Posteriormente, estos Siete finales, ahora numerados en romanos, se integraron en el poemario Con la posible excepción de mí mismo (2001: 53-57). Aunque la edición original no adscribe el libro explícitamente a ningún género, la trayectoria de Fraile Valles, poeta, y la edición posterior del ciclo en un poemario condicionan la lectura de estos siete textos como poemas; bajo ese prisma los analicé, de hecho, en otro trabajo (Morán Rodríguez 2014). Sin embargo, bien pueden leerse como microrrelatos o microficciones, no solo por la siempre notada proximidad entre la ficción hiperbreve y el poema, sino porque cumplirían el ideal de escritura propugnado por Roland Barthes, una escritura de “pequeños fragmentos errátiles”, de “ruinas” (2005: 278), más honestos que los largos textos unitarios con falsa apariencia de escritura total, al mostrar su incapacidad para armar un discurso omnicomprensivo; una escritura, en fin, de “notas” (Barthes 2004: 126-128), en el sentido que este término tiene en la escritura, pero también en el musical: representación de sonidos que combinados dan lugar, siempre mediante la repetición y la variación, a melodías. Una escritura-red de redes ajerárquicas, pura combinación de significantes sin itinerarios prefijados, un texto al que se accede “a través de múltiples entradas sin que ninguna de ellas pueda ser declarada con toda seguridad la principal” (Barthes 2001: 31) –podríamos añadir, consecuentemente, un texto del que se puede salir también por cualquier parte, por cualquier final, pues todos ellos son posibles, en tanto que todas las combinaciones son posibles.

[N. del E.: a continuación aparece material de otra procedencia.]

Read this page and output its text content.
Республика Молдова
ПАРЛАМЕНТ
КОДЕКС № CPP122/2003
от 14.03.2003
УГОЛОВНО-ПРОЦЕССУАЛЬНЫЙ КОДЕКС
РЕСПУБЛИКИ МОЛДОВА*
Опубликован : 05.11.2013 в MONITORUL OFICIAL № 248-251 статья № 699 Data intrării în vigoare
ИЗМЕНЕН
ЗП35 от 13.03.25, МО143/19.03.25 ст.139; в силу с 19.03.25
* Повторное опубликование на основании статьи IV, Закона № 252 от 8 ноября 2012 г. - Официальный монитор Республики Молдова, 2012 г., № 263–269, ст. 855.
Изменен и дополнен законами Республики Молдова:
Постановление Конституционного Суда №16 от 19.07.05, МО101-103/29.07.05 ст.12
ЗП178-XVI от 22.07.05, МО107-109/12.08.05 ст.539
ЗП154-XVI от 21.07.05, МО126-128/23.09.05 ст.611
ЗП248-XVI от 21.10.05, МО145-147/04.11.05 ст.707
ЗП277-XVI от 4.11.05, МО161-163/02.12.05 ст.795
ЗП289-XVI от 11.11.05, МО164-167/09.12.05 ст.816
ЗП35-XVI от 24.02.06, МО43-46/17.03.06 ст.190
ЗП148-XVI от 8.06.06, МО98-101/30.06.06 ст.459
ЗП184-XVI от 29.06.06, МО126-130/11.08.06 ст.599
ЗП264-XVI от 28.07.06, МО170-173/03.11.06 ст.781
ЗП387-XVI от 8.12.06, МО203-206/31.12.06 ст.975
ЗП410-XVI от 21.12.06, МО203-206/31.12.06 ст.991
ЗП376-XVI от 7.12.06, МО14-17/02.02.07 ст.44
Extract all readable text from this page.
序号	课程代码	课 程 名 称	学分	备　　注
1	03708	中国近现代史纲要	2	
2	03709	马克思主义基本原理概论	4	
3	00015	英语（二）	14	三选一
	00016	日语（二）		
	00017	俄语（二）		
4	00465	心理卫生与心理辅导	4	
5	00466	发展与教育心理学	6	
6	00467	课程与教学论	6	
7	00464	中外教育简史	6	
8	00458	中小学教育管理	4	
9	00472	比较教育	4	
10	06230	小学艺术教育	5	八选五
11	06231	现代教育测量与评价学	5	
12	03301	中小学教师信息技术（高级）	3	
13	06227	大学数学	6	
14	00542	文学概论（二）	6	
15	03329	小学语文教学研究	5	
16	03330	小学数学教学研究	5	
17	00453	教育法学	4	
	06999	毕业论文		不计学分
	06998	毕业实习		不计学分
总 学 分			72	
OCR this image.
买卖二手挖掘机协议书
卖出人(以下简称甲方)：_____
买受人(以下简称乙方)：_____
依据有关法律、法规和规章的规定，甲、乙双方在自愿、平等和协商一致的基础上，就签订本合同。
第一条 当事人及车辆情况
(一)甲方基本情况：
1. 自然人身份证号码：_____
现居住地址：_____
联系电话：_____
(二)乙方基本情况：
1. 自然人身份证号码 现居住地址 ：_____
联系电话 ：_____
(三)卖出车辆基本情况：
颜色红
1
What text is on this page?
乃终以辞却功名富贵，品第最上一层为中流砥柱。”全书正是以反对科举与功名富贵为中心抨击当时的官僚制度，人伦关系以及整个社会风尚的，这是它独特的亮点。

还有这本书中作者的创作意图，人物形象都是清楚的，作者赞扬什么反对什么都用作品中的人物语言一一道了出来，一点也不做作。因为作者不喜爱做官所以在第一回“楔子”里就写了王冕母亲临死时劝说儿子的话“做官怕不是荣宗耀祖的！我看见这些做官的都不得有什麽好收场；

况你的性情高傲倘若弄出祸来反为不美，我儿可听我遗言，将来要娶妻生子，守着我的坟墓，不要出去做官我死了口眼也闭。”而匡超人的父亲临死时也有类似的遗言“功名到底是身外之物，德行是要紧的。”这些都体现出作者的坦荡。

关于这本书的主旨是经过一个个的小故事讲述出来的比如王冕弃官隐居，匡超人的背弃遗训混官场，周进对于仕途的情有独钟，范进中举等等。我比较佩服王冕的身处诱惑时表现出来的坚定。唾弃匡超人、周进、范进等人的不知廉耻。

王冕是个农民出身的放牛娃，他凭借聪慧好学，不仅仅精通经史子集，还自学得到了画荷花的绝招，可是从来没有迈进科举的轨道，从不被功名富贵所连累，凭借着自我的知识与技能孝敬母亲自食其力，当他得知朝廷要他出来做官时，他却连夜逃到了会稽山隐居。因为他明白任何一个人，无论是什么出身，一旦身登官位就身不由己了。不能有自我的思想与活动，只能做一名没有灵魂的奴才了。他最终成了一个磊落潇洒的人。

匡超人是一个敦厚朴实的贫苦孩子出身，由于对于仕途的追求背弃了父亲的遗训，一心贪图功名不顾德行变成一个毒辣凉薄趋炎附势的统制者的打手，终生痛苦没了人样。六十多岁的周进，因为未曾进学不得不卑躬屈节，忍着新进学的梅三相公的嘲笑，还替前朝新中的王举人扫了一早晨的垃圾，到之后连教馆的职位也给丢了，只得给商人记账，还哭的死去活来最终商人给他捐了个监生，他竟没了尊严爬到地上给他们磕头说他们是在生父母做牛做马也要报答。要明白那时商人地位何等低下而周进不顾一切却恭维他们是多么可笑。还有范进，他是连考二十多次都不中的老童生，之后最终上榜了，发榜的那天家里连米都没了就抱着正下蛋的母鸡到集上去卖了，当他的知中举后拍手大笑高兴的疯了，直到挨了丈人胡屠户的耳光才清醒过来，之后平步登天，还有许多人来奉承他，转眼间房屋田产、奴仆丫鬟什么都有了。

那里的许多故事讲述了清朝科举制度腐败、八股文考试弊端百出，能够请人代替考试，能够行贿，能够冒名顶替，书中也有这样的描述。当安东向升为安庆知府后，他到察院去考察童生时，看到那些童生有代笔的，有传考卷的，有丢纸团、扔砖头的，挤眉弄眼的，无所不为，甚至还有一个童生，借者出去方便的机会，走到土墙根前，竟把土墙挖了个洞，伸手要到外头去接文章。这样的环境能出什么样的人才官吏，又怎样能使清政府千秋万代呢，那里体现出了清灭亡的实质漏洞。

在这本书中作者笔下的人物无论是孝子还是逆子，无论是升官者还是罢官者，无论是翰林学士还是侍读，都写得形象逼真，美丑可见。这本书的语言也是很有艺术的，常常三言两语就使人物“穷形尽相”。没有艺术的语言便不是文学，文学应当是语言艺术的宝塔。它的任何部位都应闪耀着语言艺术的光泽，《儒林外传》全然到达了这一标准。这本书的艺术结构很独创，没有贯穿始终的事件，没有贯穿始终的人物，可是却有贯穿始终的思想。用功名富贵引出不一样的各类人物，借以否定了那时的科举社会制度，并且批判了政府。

Los siete textos plantean una situación que, a grandes rasgos, es la misma: el detective Marlowe se dispone a arrancar su coche y a dejar atrás a una mujer llamada Luisa; nunca llegamos a saber cuál ha sido su relación, pero la índole de sus sentimientos es amorosa, y marcada por el pesimismo y la renuncia sentimental característicos del detective. La narración está en primera persona, como en las novelas y relatos de Chandler, cuyo característico estilo lapidario –la auténtica voz de Marlowe, tan identificable– se emulan a la perfección. Los siete textos repiten ese momento de la partida del detective a bordo de un coche, y comparten invariantes, elementos que se repiten en varios textos pero están ausentes en otros, así como algunas innovaciones que únicamente encontramos en uno o dos de los siete finales. Son constantes repetidas en todos ellos Luisa, el camisón, el coche y la tristeza; la chaquetilla de punto sobre los hombros de ella únicamente falta en el 5; la noche solo deja de mencionarse en el 2; los cigarrillos solo están ausentes en el 3 y el 6. Otros componentes resultan más ocasionales: el retrovisor se nombra en los finales 1, 2, 3 y 5; la ciudad en el 2, el 6 y el 7; la carretera en 3, 4, 6 y 7; el umbral de una puerta en 1, 4 y 6; los ojos o la mirada en 3, 4 y 6; un hotel en 4 y 5; el detalle de que Luisa esté descalza aparece en 5 y 7. Otros, en fin, aparecen de manera exclusiva en uno de los textos y constituyen la diferencia fundamental e identificatoria frente al resto: la luna aparece exclusivamente en el 5; una carta en el número 3, que también es el único en hacer referencia a 400 dólares y tres armas; la corbata solo es mencionada en el 4; únicamente el 6 hace alusión a un castaño pilongo, a un pasaporte a Europa y al propio nombre de Philip Marlowe, quien por cierto solo llora en el final número 1.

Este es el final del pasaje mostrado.